Sure. I believe the figure is around $100 million that balances that out. Overall, this has been one of the strongest years for our national sales team in quite some time. As Pietro mentioned earlier, we take the profitable growth of sales very seriously. Our recent successes are not just about increasing case volume; they reflect favorable economics and the distinctive advantages our sales team brings through scale, operational consistency, and effective tools. We are very pleased with the growth and the strong levels of new business in the pipeline.

Operator, Operator

And your final question comes from the line of Carla Casella with JPMorgan.

Carla Casella, Analyst

I have a follow-up regarding cash flow. You're currently paying your preferred dividends on time or picking them. Do you expect to continue this practice? Additionally, you sold some assets in the quarter, and I would like to know if you have more assets planned for sale and what you sold.

Dirk Locascio, CFO

Sure. We expect to handle the first year as outlined in the agreement, and after that, we plan to be paying in cash, which is one of our main focuses. Over time, we have consistently shown our commitment to deleveraging, and we aim to return to our target of 2.5 to 3 times debt, a level we reached just before our recent acquisitions. We intend to leverage strong cash flow post-COVID to achieve this. Regarding the property sale, we sold an excess piece of property in California that we purchased years ago. Occasionally, we acquire properties for potential distribution centers, but we assessed our needs and decided we no longer required this location. Fortunately, the market improved since our purchase, resulting in a $17 million gain, which we retained in our operations. We periodically buy and sell excess properties, realizing gains or losses, and we aimed to clarify this in our earnings script and release. In response to your question about additional sales, I wouldn't anticipate many. Typically, we might have one or two each year, and there are a few smaller properties currently on the market. If there are any developments with those, we will provide updates as we progress.

Operator, Operator

And there are no further questions at this time.

Dirk Locascio, CFO

Thank you.
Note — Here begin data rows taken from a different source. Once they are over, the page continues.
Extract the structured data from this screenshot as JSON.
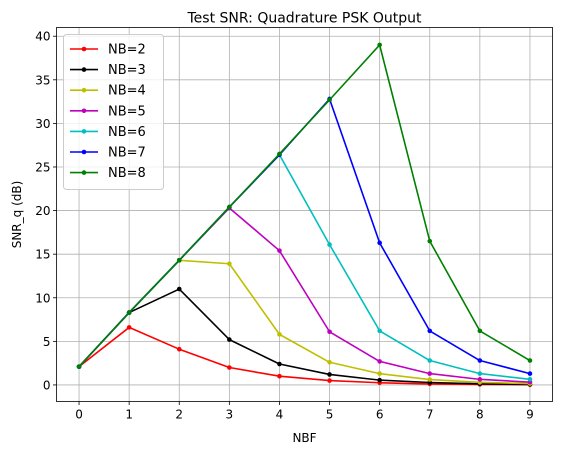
{
  "chart_data": {
    "type": "line",
    "title": "Test SNR: Quadrature PSK Output",
    "xlabel": "NBF",
    "ylabel": "SNR_q (dB)",
    "xlim": [
      -0.45,
      9.45
    ],
    "ylim": [
      -1.9,
      41.0
    ],
    "x_ticks": [
      0,
      1,
      2,
      3,
      4,
      5,
      6,
      7,
      8,
      9
    ],
    "y_ticks": [
      0,
      5,
      10,
      15,
      20,
      25,
      30,
      35,
      40
    ],
    "grid": true,
    "legend_position": "upper-left",
    "markers": "dot",
    "series": [
      {
        "name": "NB=2",
        "color": "#ff0000",
        "x": [
          0,
          1,
          2,
          3,
          4,
          5,
          6,
          7,
          8,
          9
        ],
        "y": [
          2.1,
          6.6,
          4.1,
          2.0,
          1.0,
          0.5,
          0.25,
          0.12,
          0.06,
          0.03
        ]
      },
      {
        "name": "NB=3",
        "color": "#000000",
        "x": [
          0,
          1,
          2,
          3,
          4,
          5,
          6,
          7,
          8,
          9
        ],
        "y": [
          2.1,
          8.3,
          11.0,
          5.2,
          2.4,
          1.2,
          0.55,
          0.28,
          0.13,
          0.06
        ]
      },
      {
        "name": "NB=4",
        "color": "#bfbf00",
        "x": [
          0,
          1,
          2,
          3,
          4,
          5,
          6,
          7,
          8,
          9
        ],
        "y": [
          2.1,
          8.3,
          14.3,
          13.9,
          5.8,
          2.6,
          1.3,
          0.62,
          0.3,
          0.15
        ]
      },
      {
        "name": "NB=5",
        "color": "#bf00bf",
        "x": [
          0,
          1,
          2,
          3,
          4,
          5,
          6,
          7,
          8,
          9
        ],
        "y": [
          2.1,
          8.3,
          14.3,
          20.3,
          15.4,
          6.1,
          2.7,
          1.3,
          0.64,
          0.32
        ]
      },
      {
        "name": "NB=6",
        "color": "#00bfbf",
        "x": [
          0,
          1,
          2,
          3,
          4,
          5,
          6,
          7,
          8,
          9
        ],
        "y": [
          2.1,
          8.3,
          14.3,
          20.4,
          26.4,
          16.1,
          6.2,
          2.8,
          1.3,
          0.65
        ]
      },
      {
        "name": "NB=7",
        "color": "#0000ff",
        "x": [
          0,
          1,
          2,
          3,
          4,
          5,
          6,
          7,
          8,
          9
        ],
        "y": [
          2.1,
          8.3,
          14.3,
          20.4,
          26.4,
          32.8,
          16.3,
          6.2,
          2.8,
          1.3
        ]
      },
      {
        "name": "NB=8",
        "color": "#008000",
        "x": [
          0,
          1,
          2,
          3,
          4,
          5,
          6,
          7,
          8,
          9
        ],
        "y": [
          2.1,
          8.3,
          14.3,
          20.4,
          26.5,
          32.7,
          39.0,
          16.5,
          6.2,
          2.8
        ]
      }
    ]
  }
}
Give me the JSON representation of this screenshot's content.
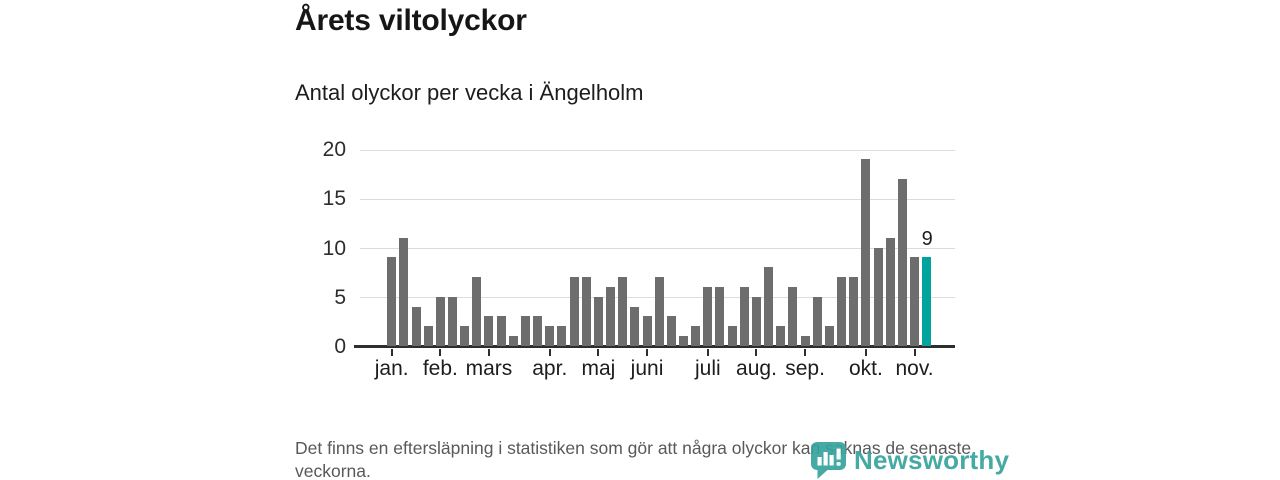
{
  "header": {
    "title": "Årets viltolyckor",
    "subtitle": "Antal olyckor per vecka i Ängelholm"
  },
  "chart_data": {
    "type": "bar",
    "title": "Årets viltolyckor",
    "subtitle": "Antal olyckor per vecka i Ängelholm",
    "x_unit": "vecka",
    "values": [
      9,
      11,
      4,
      2,
      5,
      5,
      2,
      7,
      3,
      3,
      1,
      3,
      3,
      2,
      2,
      7,
      7,
      5,
      6,
      7,
      4,
      3,
      7,
      3,
      1,
      2,
      6,
      6,
      2,
      6,
      5,
      8,
      2,
      6,
      1,
      5,
      2,
      7,
      7,
      19,
      10,
      11,
      17,
      9,
      9
    ],
    "highlight_index": 44,
    "highlight_value_label": "9",
    "ylim": [
      0,
      20
    ],
    "y_ticks": [
      0,
      5,
      10,
      15,
      20
    ],
    "grid": true,
    "legend": "none",
    "month_ticks": [
      {
        "label": "jan.",
        "index": 0
      },
      {
        "label": "feb.",
        "index": 4
      },
      {
        "label": "mars",
        "index": 8
      },
      {
        "label": "apr.",
        "index": 13
      },
      {
        "label": "maj",
        "index": 17
      },
      {
        "label": "juni",
        "index": 21
      },
      {
        "label": "juli",
        "index": 26
      },
      {
        "label": "aug.",
        "index": 30
      },
      {
        "label": "sep.",
        "index": 34
      },
      {
        "label": "okt.",
        "index": 39
      },
      {
        "label": "nov.",
        "index": 43
      }
    ],
    "colors": {
      "bar": "#6d6d6d",
      "highlight": "#00a39e"
    }
  },
  "footer": {
    "note": "Det finns en eftersläpning i statistiken som gör att några olyckor kan saknas de senaste veckorna.",
    "brand": "Newsworthy",
    "brand_color": "#36a39d"
  }
}
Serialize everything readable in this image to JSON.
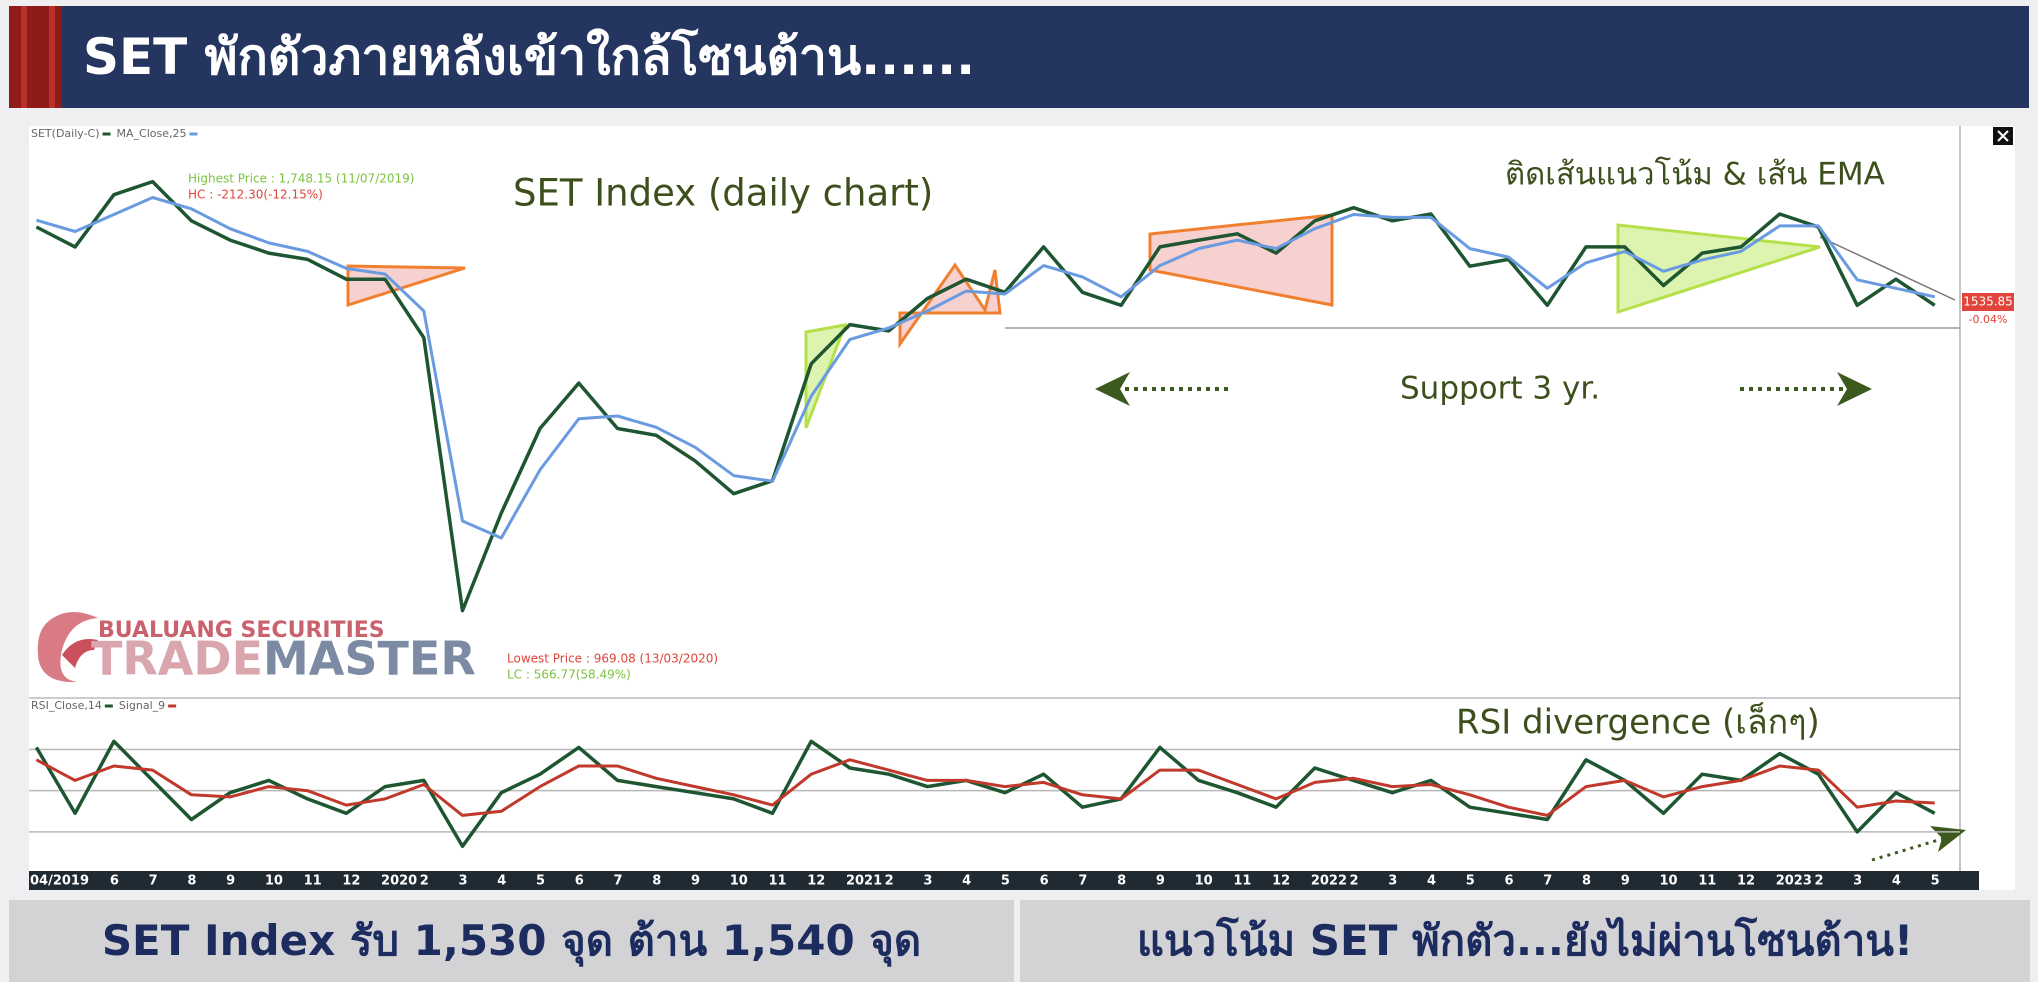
{
  "header": {
    "title": "SET พักตัวภายหลังเข้าใกล้โซนต้าน......"
  },
  "logo": {
    "company": "BUALUANG SECURITIES",
    "brand_a": "TRADE",
    "brand_b": "MASTER"
  },
  "chart_data": [
    {
      "type": "line",
      "title": "SET Index (daily chart)",
      "categories": [
        "04/2019",
        null,
        "6",
        "7",
        "8",
        "9",
        "10",
        "11",
        "12",
        "2020",
        "2",
        "3",
        "4",
        "5",
        "6",
        "7",
        "8",
        "9",
        "10",
        "11",
        "12",
        "2021",
        "2",
        "3",
        "4",
        "5",
        "6",
        "7",
        "8",
        "9",
        "10",
        "11",
        "12",
        "2022",
        "2",
        "3",
        "4",
        "5",
        "6",
        "7",
        "8",
        "9",
        "10",
        "11",
        "12",
        "2023",
        "2",
        "3",
        "4",
        "5"
      ],
      "series": [
        {
          "name": "SET(Daily-C)",
          "color": "#1e5631",
          "values": [
            1668,
            1633,
            1725,
            1748,
            1679,
            1645,
            1622,
            1611,
            1576,
            1576,
            1473,
            992,
            1164,
            1313,
            1393,
            1313,
            1301,
            1256,
            1198,
            1221,
            1427,
            1496,
            1485,
            1542,
            1576,
            1553,
            1633,
            1553,
            1530,
            1633,
            1645,
            1656,
            1622,
            1679,
            1702,
            1679,
            1691,
            1599,
            1611,
            1530,
            1633,
            1633,
            1565,
            1622,
            1633,
            1691,
            1668,
            1530,
            1576,
            1530
          ]
        },
        {
          "name": "MA_Close,25",
          "color": "#6a9be0",
          "values": [
            1680,
            1660,
            1690,
            1720,
            1700,
            1665,
            1640,
            1625,
            1595,
            1585,
            1520,
            1150,
            1120,
            1240,
            1330,
            1335,
            1315,
            1280,
            1230,
            1220,
            1370,
            1470,
            1490,
            1520,
            1555,
            1550,
            1600,
            1580,
            1545,
            1600,
            1630,
            1645,
            1630,
            1665,
            1690,
            1685,
            1685,
            1630,
            1615,
            1560,
            1605,
            1625,
            1590,
            1610,
            1625,
            1670,
            1670,
            1575,
            1560,
            1545
          ]
        }
      ],
      "ylim": [
        838,
        1846
      ],
      "support": 1490,
      "last_price": 1535.85,
      "last_change": {
        "value": -0.04,
        "label": "-0.04%"
      },
      "annotations": [
        "ติดเส้นแนวโน้ม & เส้น EMA",
        "Support 3 yr.",
        "Highest Price : 1,748.15 (11/07/2019)",
        "HC : -212.30(-12.15%)",
        "Lowest Price : 969.08 (13/03/2020)",
        "LC : 566.77(58.49%)"
      ]
    },
    {
      "type": "line",
      "title": "RSI divergence (เล็กๆ)",
      "series": [
        {
          "name": "RSI_Close,14",
          "color": "#1e5631",
          "values": [
            71,
            39,
            74,
            55,
            36,
            49,
            55,
            46,
            39,
            52,
            55,
            23,
            49,
            58,
            71,
            55,
            52,
            49,
            46,
            39,
            74,
            61,
            58,
            52,
            55,
            49,
            58,
            42,
            46,
            71,
            55,
            49,
            42,
            61,
            55,
            49,
            55,
            42,
            39,
            36,
            65,
            55,
            39,
            58,
            55,
            68,
            58,
            30,
            49,
            39
          ]
        },
        {
          "name": "Signal_9",
          "color": "#c0392b",
          "values": [
            65,
            55,
            62,
            60,
            48,
            47,
            52,
            50,
            43,
            46,
            53,
            38,
            40,
            52,
            62,
            62,
            56,
            52,
            48,
            43,
            58,
            65,
            60,
            55,
            55,
            52,
            54,
            48,
            46,
            60,
            60,
            53,
            46,
            54,
            56,
            52,
            53,
            48,
            42,
            38,
            52,
            55,
            47,
            52,
            55,
            62,
            60,
            42,
            45,
            44
          ]
        }
      ],
      "ylim": [
        11,
        95
      ],
      "reference_lines": [
        70,
        50,
        30
      ]
    }
  ],
  "footer": {
    "left": "SET Index รับ 1,530 จุด ต้าน 1,540 จุด",
    "right": "แนวโน้ม SET พักตัว...ยังไม่ผ่านโซนต้าน!"
  }
}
Unfortunately, toward the end there, Pietro was disconnected from the call. In closing, I hope you take away three key points. First, the industry is resilient and expected to return to pre-COVID volume levels. Second, our company's scale and differentiation are leading to market share gains. Third, our financial results have significantly improved from the low point in the second quarter. I want to express my gratitude to all of our associates who have worked tirelessly since the beginning of this pandemic to serve our customers. Thank you all for joining our call today. That concludes our comments. Have a good day.

Operator, Operator

This concludes today's conference call. Thank you for your participation. You may now disconnect.